Dr. Hervé Casabianca teaches D. Gary Young, Chris Packer, and Dr. Cole Woolley in his laboratory in France in 2010.

Dr. Hervé Casabianca teaches D. Gary Young, Chris Packer, and Dr. Cole Woolley in his laboratory in France in 2010.

 

Because of the very real possibility of essential oil adulteration, I built a team of people around me of some of the best experts in the world. Where did I get my knowledge to know how to do this?

I started studying in 1994 with the Albert Vieille Laboratory in Grasse, France, where I took my first class in analytical chemistry. Then I went to Lyon, France, and studied with Dr. Hervé Casabianca. He has spoken from our convention stage and will do so again next year. Four times he has been in my laboratory to do training, and he has done training in Ecuador as well. I have traveled to France and studied with him five or six times over the years, continually updating my understanding. I have taken three of my technicians to France to train and study with him as well.

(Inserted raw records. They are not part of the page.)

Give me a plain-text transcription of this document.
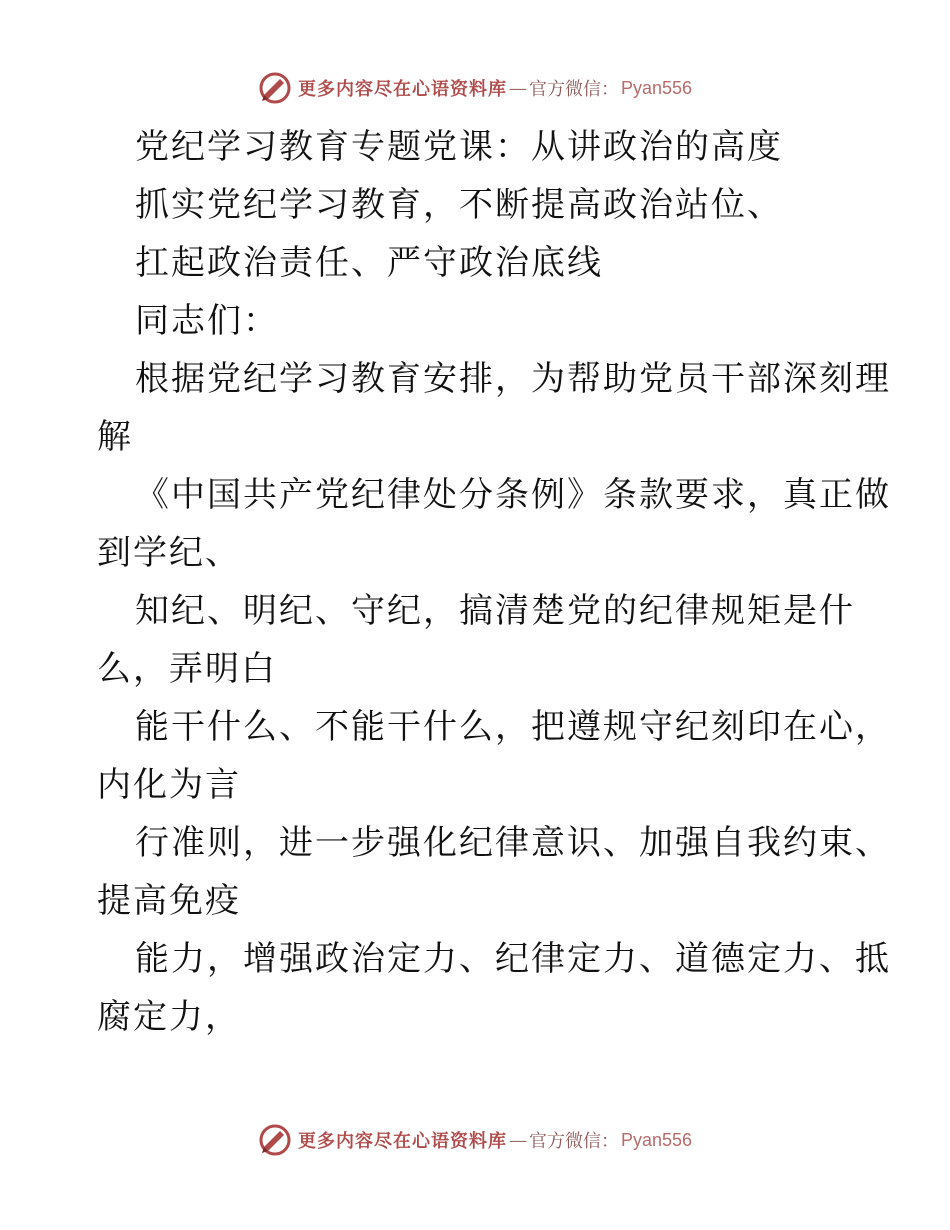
更多内容尽在心语资料库 — 官方微信： Pyan556
党纪学习教育专题党课：从讲政治的高度
抓实党纪学习教育，不断提高政治站位、
扛起政治责任、严守政治底线
同志们：
根据党纪学习教育安排，为帮助党员干部深刻理
解
《中国共产党纪律处分条例》条款要求，真正做
到学纪、
知纪、明纪、守纪，搞清楚党的纪律规矩是什
么，弄明白
能干什么、不能干什么，把遵规守纪刻印在心，
内化为言
行准则，进一步强化纪律意识、加强自我约束、
提高免疫
能力，增强政治定力、纪律定力、道德定力、抵
腐定力，
更多内容尽在心语资料库 — 官方微信： Pyan556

So this is not something that I take lightly. I take it very, very seriously. The other expert I studied with was essential oil expert and author Dr. K. Hüsnü Can Baser, professor at Anadolu University in Eskisehir, Turkey. I went there and took 121 class hours in Gas Chromatography-Mass Spectrometry analysis and in understanding essential oils.

The other thing that is very important is that I have Dr. Richard Carlson, Dr. Cole Woolley, and other scientists working in the laboratory to understand and determine the right percentages of compounds that should be present.

Now, can you usually determine the ratios or percentages of an essential oil compound and detect the percentage of synthetics? No. You can see only that those percentages are not justified. You have to go back and use other instruments to determine if it’s synthetic or if it’s natural. You can run it again and separate it. Then we can see the optical rotations and the FTIR and all the different things that we do for identifying if a synthetic is there. Do we do it alone? No, we don’t.

I work with seven other laboratories around the world in identifying compounds. When we have a question or a suspicion that something is not right, we send it to the other labs and ask them to break it down.